A strait between Forrester Island on the north and Shepard Island and Grant Island along the edge of Getz Ice Shelf on the south.
The discovery of Forrester Island from USS Glacier on February 4, 1962 simultaneously established the existence of the strait, which was then sounded.
The name was applied by US-ACAN for Ralph R. Reynolds (1938-73), Lieutenant Commander, CEC, United States Navy who was Officer-inCharge of the Navy Nuclear Power Unit at McMurdo Station in 1970.

===Ledda Bay===
.
A shallow embayment or bight, 12 nmi long, in the north side of Grant Island.

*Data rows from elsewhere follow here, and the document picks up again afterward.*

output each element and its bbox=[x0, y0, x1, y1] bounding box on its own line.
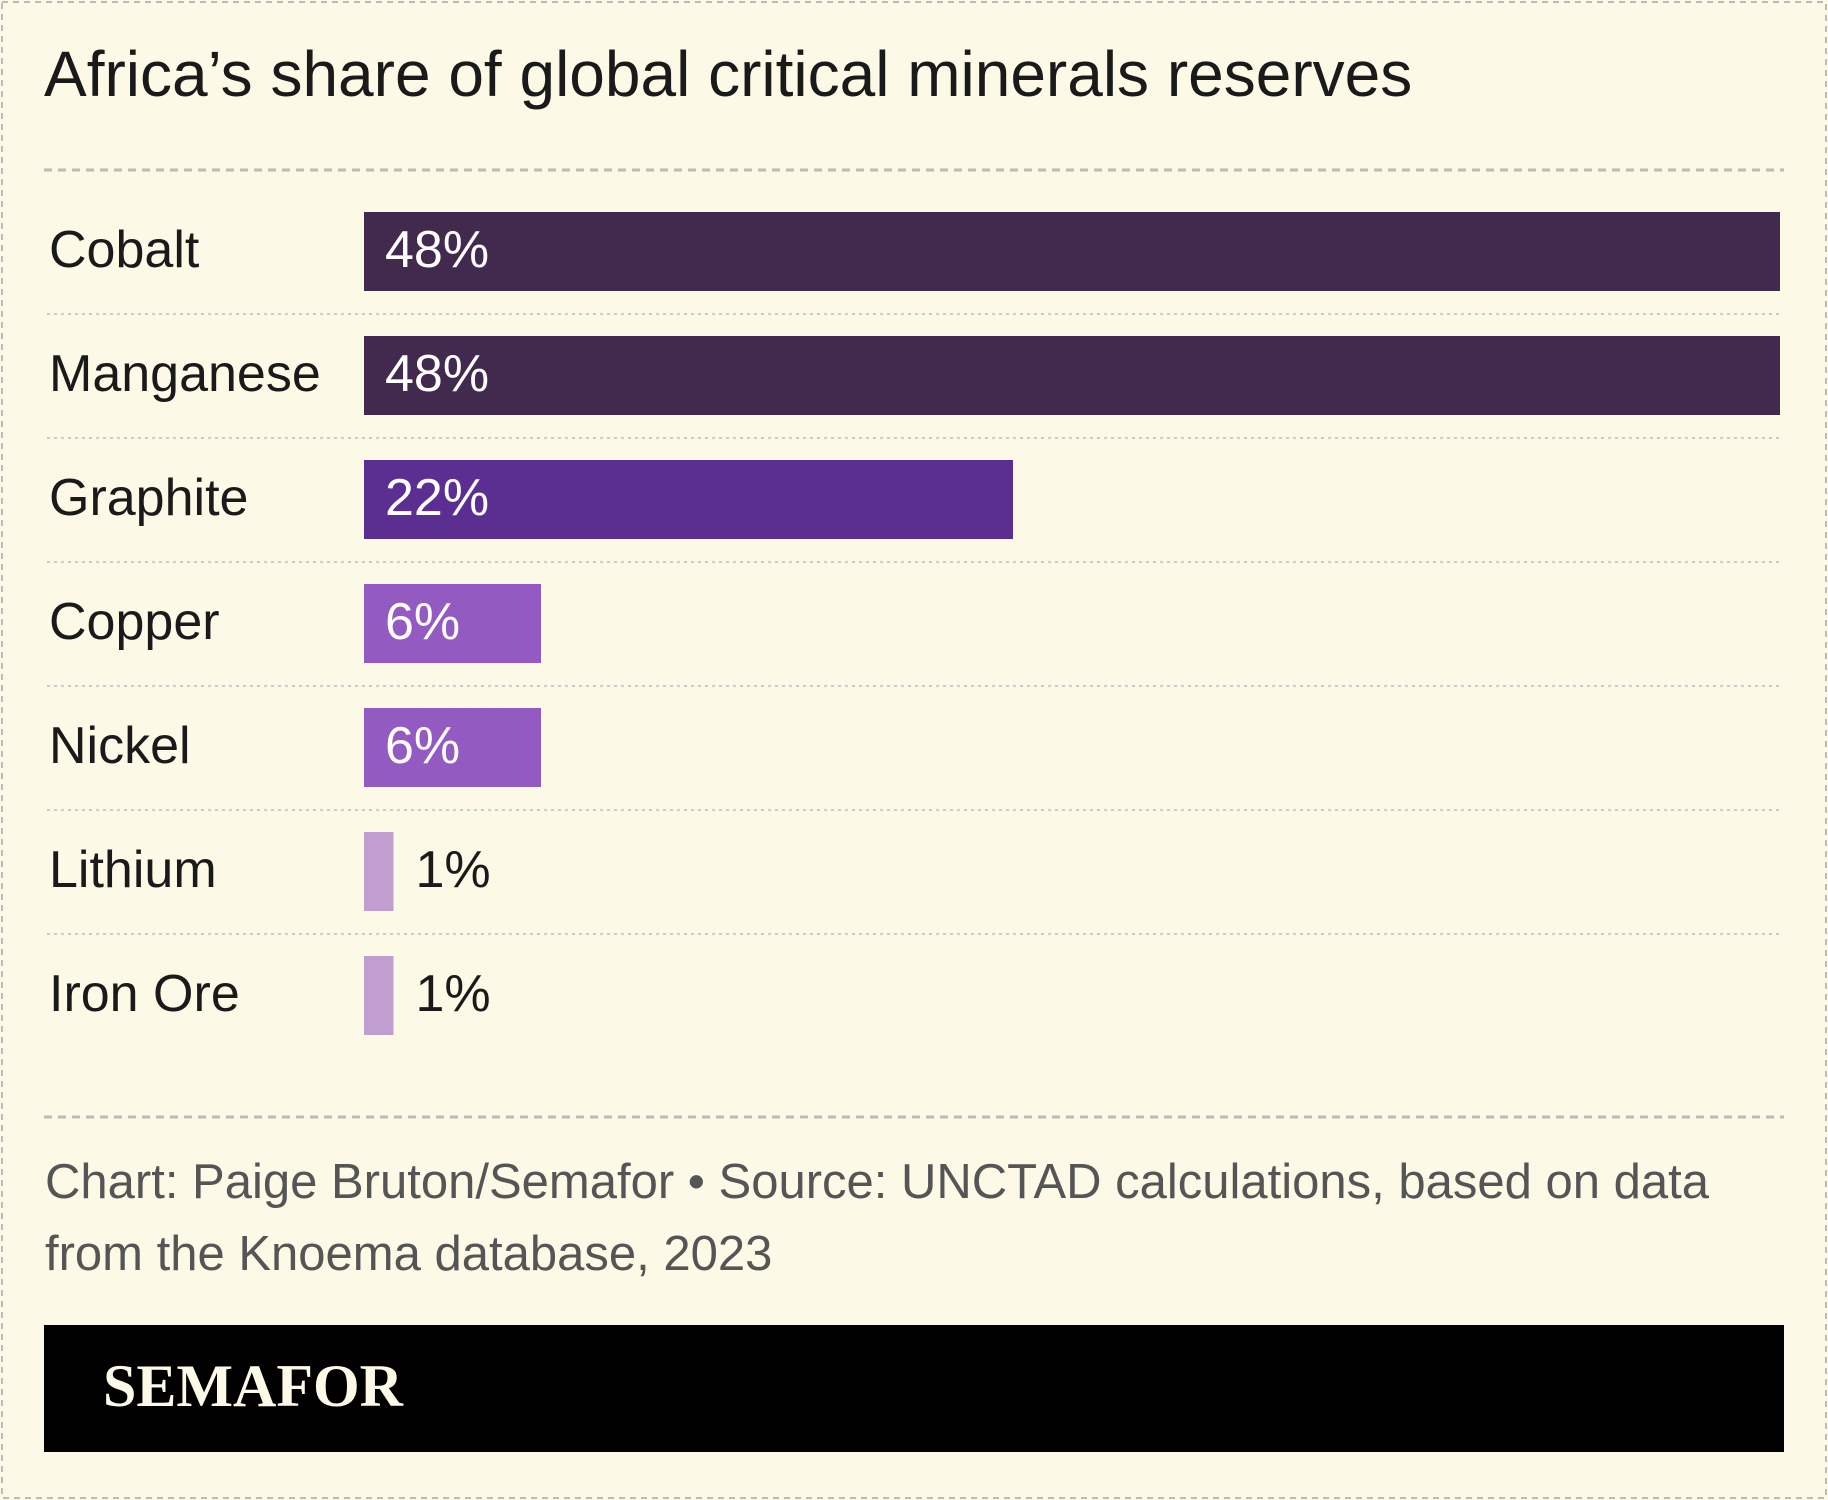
bar bbox=[364, 832, 394, 911]
brand: SEMAFOR bbox=[103, 1353, 404, 1419]
category-label: Lithium bbox=[49, 841, 217, 899]
bar bbox=[364, 460, 1013, 539]
value-label: 22% bbox=[385, 469, 489, 527]
value-label: 48% bbox=[385, 345, 489, 403]
bar bbox=[364, 584, 541, 663]
chart-title: Africa’s share of global critical minera… bbox=[44, 38, 1412, 110]
bar bbox=[364, 708, 541, 787]
value-label: 1% bbox=[416, 965, 491, 1023]
category-label: Nickel bbox=[49, 717, 191, 775]
value-label: 48% bbox=[385, 221, 489, 279]
value-label: 6% bbox=[385, 717, 460, 775]
value-label: 1% bbox=[416, 841, 491, 899]
bar bbox=[364, 212, 1780, 291]
category-label: Manganese bbox=[49, 345, 321, 403]
brand-band bbox=[44, 1325, 1784, 1452]
category-label: Iron Ore bbox=[49, 965, 240, 1023]
category-label: Copper bbox=[49, 593, 220, 651]
source-note: Chart: Paige Bruton/Semafor • Source: UN… bbox=[45, 1155, 1710, 1281]
bar bbox=[364, 336, 1780, 415]
category-label: Graphite bbox=[49, 469, 248, 527]
value-label: 6% bbox=[385, 593, 460, 651]
category-label: Cobalt bbox=[49, 221, 200, 279]
bar bbox=[364, 956, 394, 1035]
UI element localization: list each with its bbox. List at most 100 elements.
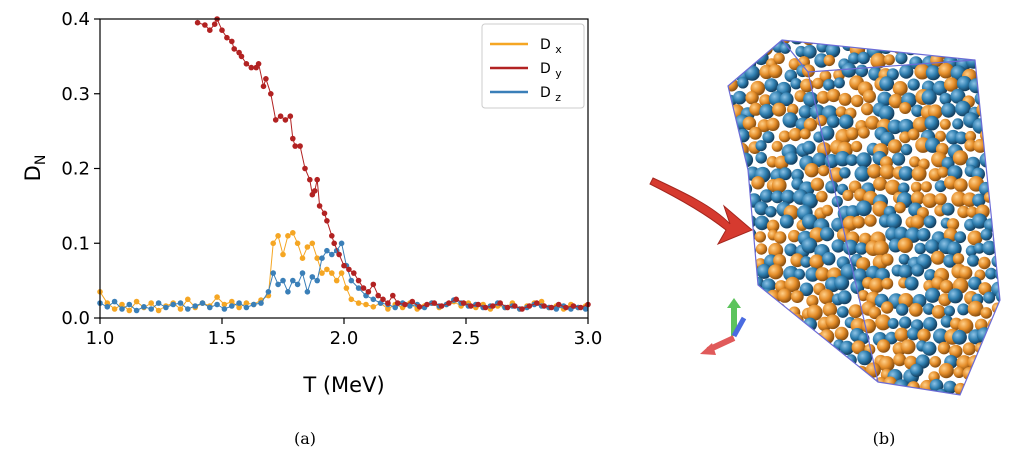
- particle-sphere: [946, 218, 960, 231]
- particle-sphere: [728, 245, 737, 258]
- particle-sphere: [925, 65, 941, 81]
- particle-sphere: [810, 381, 826, 395]
- particle-sphere: [953, 366, 965, 378]
- x-tick-label: 2.0: [330, 328, 359, 349]
- particle-sphere: [1001, 390, 1014, 403]
- data-point: [243, 300, 250, 306]
- particle-sphere: [952, 253, 965, 265]
- particle-sphere: [983, 141, 999, 157]
- particle-sphere: [864, 214, 877, 227]
- particle-sphere: [762, 354, 776, 367]
- particle-sphere: [759, 189, 774, 203]
- particle-sphere: [728, 377, 731, 393]
- particle-sphere: [892, 152, 906, 166]
- particle-sphere: [898, 264, 913, 279]
- particle-sphere: [736, 341, 749, 354]
- data-point: [133, 307, 140, 314]
- particle-sphere: [714, 56, 726, 68]
- particle-sphere: [893, 40, 908, 44]
- particle-sphere: [995, 117, 1000, 129]
- data-point: [329, 251, 335, 258]
- particle-sphere: [965, 130, 977, 142]
- particle-sphere: [910, 214, 925, 229]
- particle-sphere: [941, 202, 955, 216]
- particle-sphere: [779, 42, 791, 54]
- particle-sphere: [857, 350, 873, 366]
- particle-sphere: [728, 354, 741, 369]
- particle-sphere: [891, 391, 904, 395]
- data-point: [431, 300, 438, 306]
- particle-sphere: [898, 166, 914, 181]
- particle-sphere: [998, 340, 1000, 355]
- particle-sphere: [735, 243, 749, 257]
- particle-sphere: [956, 76, 973, 92]
- particle-sphere: [895, 52, 908, 65]
- particle-sphere: [777, 389, 793, 395]
- particle-sphere: [728, 189, 735, 204]
- particle-sphere: [988, 155, 1000, 167]
- particle-sphere: [882, 40, 896, 41]
- particle-sphere: [912, 116, 929, 133]
- particle-sphere: [728, 391, 734, 395]
- particle-sphere: [825, 43, 841, 58]
- data-point: [258, 300, 264, 306]
- data-point: [394, 300, 401, 306]
- x-axis-label: T (MeV): [302, 373, 384, 397]
- particle-sphere: [863, 392, 876, 395]
- data-point: [243, 304, 250, 311]
- particle-sphere: [964, 139, 977, 152]
- particle-sphere: [862, 89, 877, 103]
- particle-sphere: [820, 227, 835, 242]
- data-point: [294, 281, 301, 288]
- particle-sphere: [982, 40, 997, 42]
- data-point: [141, 304, 147, 310]
- data-point: [407, 303, 413, 309]
- data-point: [555, 301, 562, 308]
- particle-sphere: [802, 192, 818, 209]
- y-tick-label: 0.4: [61, 9, 90, 30]
- data-point: [355, 285, 362, 291]
- particle-sphere: [911, 104, 924, 118]
- data-point: [207, 304, 213, 311]
- particle-sphere: [742, 116, 757, 131]
- particle-sphere: [899, 393, 914, 395]
- data-point: [333, 277, 340, 284]
- data-point: [309, 240, 316, 247]
- particle-sphere: [773, 254, 787, 267]
- data-point: [348, 296, 355, 303]
- particle-sphere: [807, 362, 823, 378]
- data-point: [214, 301, 220, 308]
- data-point: [299, 255, 306, 261]
- particle-sphere: [965, 40, 977, 42]
- particle-sphere: [894, 201, 906, 214]
- particle-sphere: [796, 380, 811, 395]
- particle-sphere: [713, 182, 726, 195]
- particle-sphere: [821, 40, 838, 43]
- particle-sphere: [974, 91, 989, 106]
- particle-sphere: [865, 115, 880, 130]
- particle-sphere: [802, 140, 816, 155]
- data-point: [236, 304, 242, 311]
- data-point: [148, 306, 154, 312]
- particle-sphere: [842, 189, 854, 201]
- data-point: [260, 83, 267, 90]
- particle-sphere: [878, 105, 895, 122]
- particle-sphere: [961, 393, 978, 395]
- particle-sphere: [740, 40, 755, 44]
- particle-sphere: [991, 81, 1000, 96]
- particle-sphere: [728, 155, 733, 170]
- particle-sphere: [803, 343, 819, 359]
- particle-sphere: [763, 381, 779, 395]
- particle-sphere: [728, 64, 734, 80]
- data-point: [324, 266, 330, 273]
- particle-sphere: [995, 289, 1000, 304]
- particle-sphere: [753, 40, 767, 41]
- particle-sphere: [917, 228, 931, 242]
- data-point: [250, 301, 257, 308]
- pointer-arrow-icon: [649, 177, 753, 246]
- data-point: [199, 300, 206, 306]
- data-point: [119, 301, 125, 308]
- data-point: [390, 292, 396, 299]
- data-point: [272, 117, 279, 123]
- x-tick-label: 2.5: [452, 328, 481, 349]
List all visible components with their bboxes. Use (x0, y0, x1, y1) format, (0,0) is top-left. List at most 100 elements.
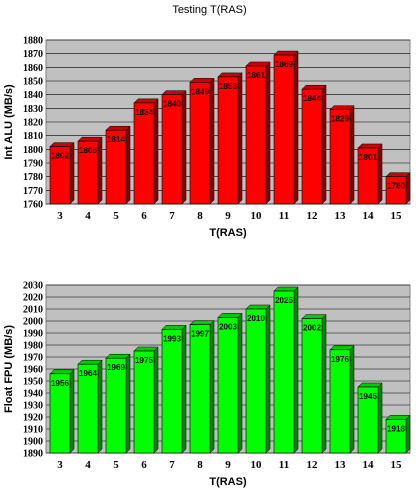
bar-top (329, 345, 355, 351)
data-label: 1844 (303, 94, 321, 103)
bar-side (69, 369, 75, 454)
x-tick-label: 6 (141, 210, 147, 222)
bar (49, 373, 71, 454)
bar-top (189, 320, 215, 325)
bar-top (133, 346, 159, 352)
bar-top (77, 359, 103, 365)
bar-side (265, 304, 271, 454)
data-label: 1945 (359, 392, 377, 401)
y-tick-label: 1780 (23, 172, 43, 183)
y-tick-label: 1910 (23, 425, 43, 436)
y-tick-label: 1800 (23, 145, 43, 156)
y-tick-label: 2000 (23, 317, 43, 328)
data-label: 1801 (359, 153, 377, 162)
bar-side (321, 84, 327, 205)
bar-top (133, 98, 159, 104)
data-label: 1976 (331, 355, 349, 364)
y-tick-label: 1970 (23, 353, 43, 364)
y-axis-label: Float FPU (MB/s) (3, 325, 15, 413)
data-label: 1780 (387, 182, 405, 191)
x-tick-label: 9 (225, 210, 231, 222)
data-label: 1869 (275, 60, 293, 69)
data-label: 1802 (51, 152, 69, 161)
data-label: 1918 (387, 424, 405, 433)
bar-side (237, 72, 243, 205)
data-label: 1829 (331, 115, 349, 124)
y-tick-label: 1880 (23, 36, 43, 47)
bar-top (217, 72, 243, 78)
bar-side (69, 141, 75, 205)
x-tick-label: 13 (335, 210, 347, 222)
x-tick-label: 10 (251, 210, 263, 222)
float-fpu-chart: 1890190019101920193019401950196019701980… (3, 281, 411, 488)
bar-side (377, 382, 383, 454)
bar-top (301, 84, 327, 90)
x-tick-label: 14 (363, 459, 375, 471)
bar-top (49, 369, 75, 375)
bar (357, 147, 379, 205)
y-tick-label: 1920 (23, 413, 43, 424)
bar-side (97, 359, 103, 454)
y-tick-label: 1770 (23, 186, 43, 197)
bar-top (273, 286, 299, 292)
data-label: 1964 (79, 369, 97, 378)
x-tick-label: 3 (57, 210, 63, 222)
y-axis-label: Int ALU (MB/s) (3, 84, 15, 160)
x-axis-label: T(RAS) (209, 227, 247, 239)
bar-side (237, 312, 243, 454)
y-tick-label: 2030 (23, 281, 43, 292)
bar-side (349, 345, 355, 454)
bar (133, 350, 155, 454)
data-label: 2002 (303, 324, 321, 333)
y-tick-label: 1930 (23, 401, 43, 412)
bar-side (265, 61, 271, 205)
y-tick-label: 1980 (23, 341, 43, 352)
data-label: 2025 (275, 296, 293, 305)
x-tick-label: 5 (113, 210, 119, 222)
bar (161, 329, 183, 454)
y-tick-label: 1890 (23, 449, 43, 460)
x-tick-label: 11 (279, 459, 289, 471)
data-label: 1993 (163, 334, 181, 343)
y-tick-label: 1820 (23, 118, 43, 129)
data-label: 1834 (135, 108, 153, 117)
data-label: 1840 (163, 100, 181, 109)
bar-top (357, 382, 383, 388)
bar (273, 54, 295, 205)
y-tick-label: 2020 (23, 293, 43, 304)
bar-side (153, 346, 159, 454)
y-tick-label: 2010 (23, 305, 43, 316)
data-label: 1969 (107, 363, 125, 372)
y-tick-label: 1760 (23, 200, 43, 211)
x-axis-label: T(RAS) (209, 476, 247, 488)
y-tick-label: 1830 (23, 104, 43, 115)
page-title: Testing T(RAS) (172, 4, 247, 16)
bar-side (209, 77, 215, 205)
x-tick-label: 12 (307, 459, 319, 471)
int-alu-chart: 1760 1770 1780 1790 1800 1810 1820 1830 1840 1850… (3, 36, 411, 239)
y-tick-label: 1900 (23, 437, 43, 448)
bar (245, 308, 267, 454)
x-tick-label: 15 (391, 210, 403, 222)
bar (133, 102, 155, 205)
data-label: 1806 (79, 146, 97, 155)
x-tick-label: 12 (307, 210, 319, 222)
x-tick-label: 7 (169, 459, 175, 471)
x-tick-label: 8 (197, 459, 203, 471)
data-label: 1997 (191, 330, 209, 339)
x-tick-label: 3 (57, 459, 63, 471)
bar-side (209, 319, 215, 454)
bar-top (105, 353, 131, 359)
data-label: 1861 (247, 71, 265, 80)
y-tick-label: 1810 (23, 131, 43, 142)
x-tick-label: 5 (113, 459, 119, 471)
bar (357, 386, 379, 454)
y-tick-label: 1960 (23, 365, 43, 376)
data-label: 1849 (191, 87, 209, 96)
bar-top (301, 314, 327, 319)
bar (189, 324, 211, 454)
x-tick-label: 8 (197, 210, 203, 222)
x-tick-label: 9 (225, 459, 231, 471)
data-label: 1956 (51, 379, 69, 388)
x-tick-label: 7 (169, 210, 175, 222)
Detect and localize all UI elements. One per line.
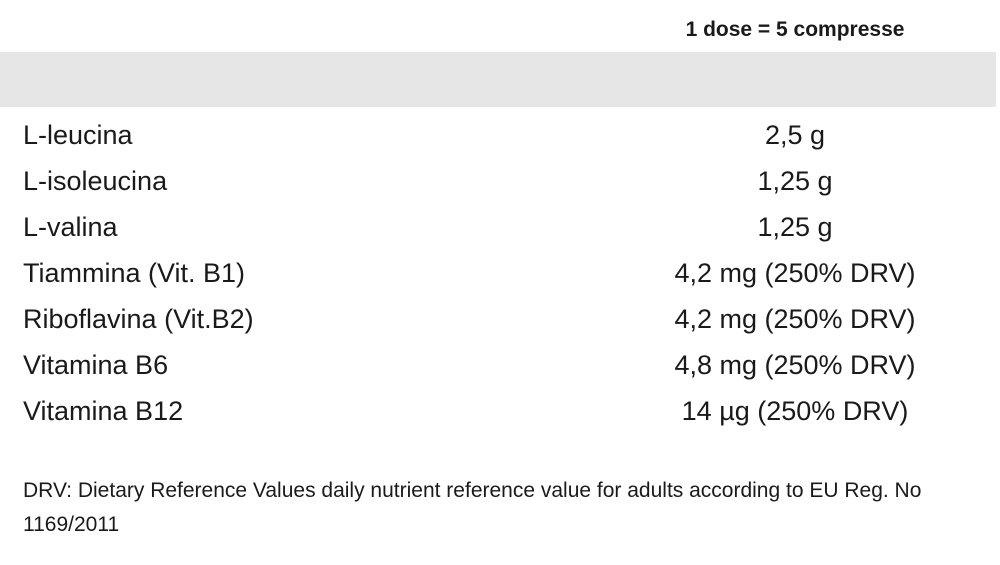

Discovered and first charted from the USS Glacier on February 4, 1962.
Named for R.J. Ledda, QM3, United States Navy, quartermaster aboard the Glacier on the cruise in which the bay was discovered.

===Forrester Island===
.
An ice-capped island 3.5 nmi long that lies 13 nmi north-northeast of Shepard Island, off the Getz Ice Shelf.
The island was discovered and charted from the USS Glacier on February 5, 1962.
Named by US-ACAN after Lieutenant Commander John J. Forrester, United States Navy, Executive Officer aboard Glacier at the time of discovery.